Knowledge-Grounded AI Agent for E-Commerce Analytics
This project demonstrates the AI Context Stack pattern from Google OKF + MCP: Explained The New "AI Context Stack" — combining two layers to build AI agents that produce accurate, real-time answers:
| Layer | Technology | Role |
|---|---|---|
| Knowledge Layer | OKF (Open Knowledge Format) | Tells the agent what things mean — metric definitions, table schemas, SQL formulas |
| Access Layer | MCP-style Tools | Lets the agent query live data — read-only SQL against the database |
| LLM | Google Gemini | Reasons over both layers to answer questions |
- Without OKF: The agent guesses what "weekly active users" means and writes incorrect SQL
- Without MCP: The agent knows the definition but can't fetch live data
- With both: The agent reads the exact metric definition from OKF, then queries the database using the correct formula
ai-context-stack-agent/
├── agent.py # Main agent (Gemini + OKF + tool calling)

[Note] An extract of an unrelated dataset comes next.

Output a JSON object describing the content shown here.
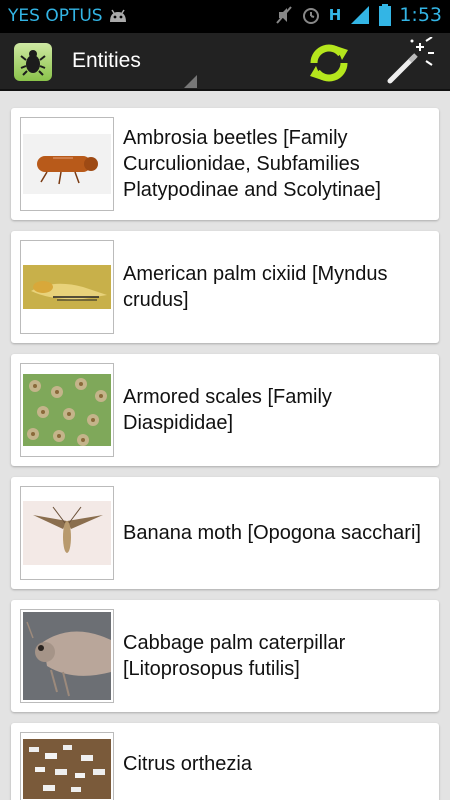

├── mcp_server.py # FastMCP server with database query tools
├── seed_db.py # Seeds SQLite with sample e-commerce data
├── requirements.txt
└── knowledge/ # OKF Knowledge Bundle
├── index.md
├── datasets/
│ └── ecommerce_db.md
├── tables/
│ ├── orders.md
│ └── customers.md
└── metrics/
├── weekly_active_users.md
└── monthly_revenue.md
# 1. Install dependencies
pip install -r requirements.txt
# 2. Seed the database
python seed_db.py
# 3. Set your Gemini API key
export GOOGLE_API_KEY=your-api-key # Get one at https://aistudio.google.com/apikey
# 4. Run the agent
python agent.pyYou: What are our weekly active users?
Agent: There are 15 weekly active users right now.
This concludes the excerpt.